===Buchdaten===
Autor: Hetty Verolme
Titel: Wir Kinder von Bergen-Belsen
Gebundene Ausgabe: 344 Seiten
Verlag: Beltz; Auflage: Deutsche Erstausgabe (10. Februar 2005)
Sprache: Deutsch
ISBN-10: 3407857853
ISBN-13: 978-3407857859
Originaltitel: The Children's House of Belsen
Kosten: 8,95€
Serie: -
===Leseinformationen===
Genre: Biographie
Niveau: anspruchsvoll
Leserschaft: Jedermann
Lesedauer: 2 Tage
===Autor/in===
Hetty Esther Verolme wurde 1930 in Belgien geboren. 1931 zog ihre Familie in die Niederlande nach Amsterdam. Von dort wurden sie und ihre Angehörigen Ende des Jahres 1943 deportiert. Sie überlebte den Holocaust und begann mit der Niederschrift ihrer Geschichte einige Tage nach der Befreiung des KZ Bergen-Belsen auf Wunsch der britischen Armee. In die Niederlande zurückgekehrt, beschloss sie 1954, zusammen mit ihrer Tochter nach Australien auszuwandern, und baute sich dort eine neue Existenz auf.

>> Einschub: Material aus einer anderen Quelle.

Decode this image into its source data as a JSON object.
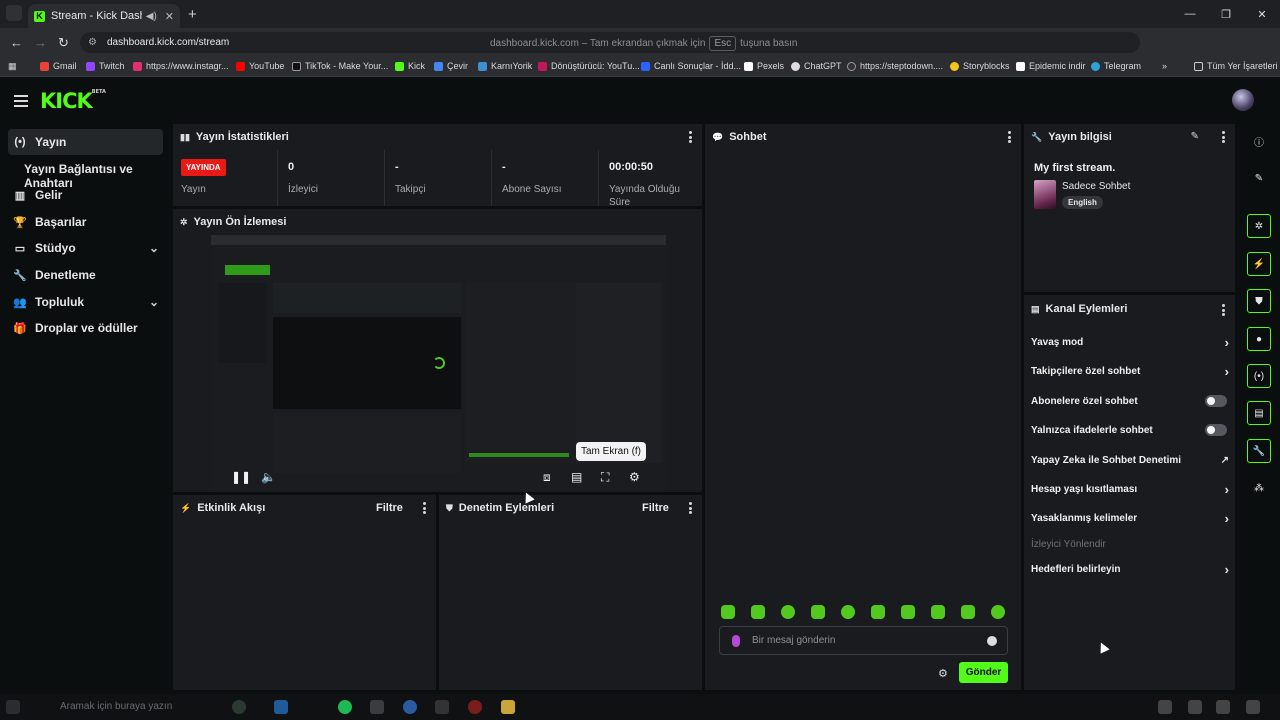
{
  "browser": {
    "tab_title": "Stream - Kick Dashboard",
    "url": "dashboard.kick.com/stream",
    "fullscreen_hint_prefix": "dashboard.kick.com – Tam ekrandan çıkmak için",
    "fullscreen_hint_key": "Esc",
    "fullscreen_hint_suffix": "tuşuna basın",
    "bookmarks": [
      "Gmail",
      "Twitch",
      "https://www.instagr...",
      "YouTube",
      "TikTok - Make Your...",
      "Kick",
      "Çevir",
      "KarnıYorik",
      "Dönüştürücü: YouTu...",
      "Canlı Sonuçlar - İdd...",
      "Pexels",
      "ChatGPT",
      "https://steptodown....",
      "Storyblocks",
      "Epidemic indir",
      "Telegram"
    ],
    "all_bookmarks": "Tüm Yer İşaretleri"
  },
  "brand": {
    "logo": "KICK",
    "beta": "BETA",
    "accent": "#53fc18"
  },
  "sidebar": {
    "items": [
      {
        "label": "Yayın"
      },
      {
        "label": "Yayın Bağlantısı ve Anahtarı"
      },
      {
        "label": "Gelir"
      },
      {
        "label": "Başarılar"
      },
      {
        "label": "Stüdyo"
      },
      {
        "label": "Denetleme"
      },
      {
        "label": "Topluluk"
      },
      {
        "label": "Droplar ve ödüller"
      }
    ]
  },
  "stats": {
    "title": "Yayın İstatistikleri",
    "live_badge": "YAYINDA",
    "live_label": "Yayın",
    "viewers_value": "0",
    "viewers_label": "İzleyici",
    "followers_value": "-",
    "followers_label": "Takipçi",
    "subs_value": "-",
    "subs_label": "Abone Sayısı",
    "uptime_value": "00:00:50",
    "uptime_label_1": "Yayında Olduğu",
    "uptime_label_2": "Süre"
  },
  "preview": {
    "title": "Yayın Ön İzlemesi",
    "tooltip": "Tam Ekran (f)"
  },
  "activity": {
    "title": "Etkinlik Akışı",
    "filter": "Filtre"
  },
  "moderation": {
    "title": "Denetim Eylemleri",
    "filter": "Filtre"
  },
  "chat": {
    "title": "Sohbet",
    "placeholder": "Bir mesaj gönderin",
    "send": "Gönder"
  },
  "info": {
    "title": "Yayın bilgisi",
    "stream_title": "My first stream.",
    "category": "Sadece Sohbet",
    "language": "English"
  },
  "channel_actions": {
    "title": "Kanal Eylemleri",
    "items": [
      "Yavaş mod",
      "Takipçilere özel sohbet",
      "Abonelere özel sohbet",
      "Yalnızca ifadelerle sohbet",
      "Yapay Zeka ile Sohbet Denetimi",
      "Hesap yaşı kısıtlaması",
      "Yasaklanmış kelimeler",
      "İzleyici Yönlendir",
      "Hedefleri belirleyin"
    ]
  },
  "taskbar": {
    "search": "Aramak için buraya yazın"
  }
}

In dieser Zeit entstand nach und nach und unter Zuhilfenahme der frühen Aufzeichnungen das vorliegende Buch. Es erschien 2000 in Australien und wurde dort mit dem National Literary Award ausgezeichnet.
===Optischer Eindruck===
Das Cover zeigt ein Foto von Kindern. Vorne sind einige und hinter einem Stacheldrahtzaun sind ebenfalls welche. Ein Foto aus der Zeit der Befreiung. Besser hätte es nicht gewählt werden können. Es war sogar mal das schlichte, bewegende Cover, dass mich zu diesem Buch verleitet hat.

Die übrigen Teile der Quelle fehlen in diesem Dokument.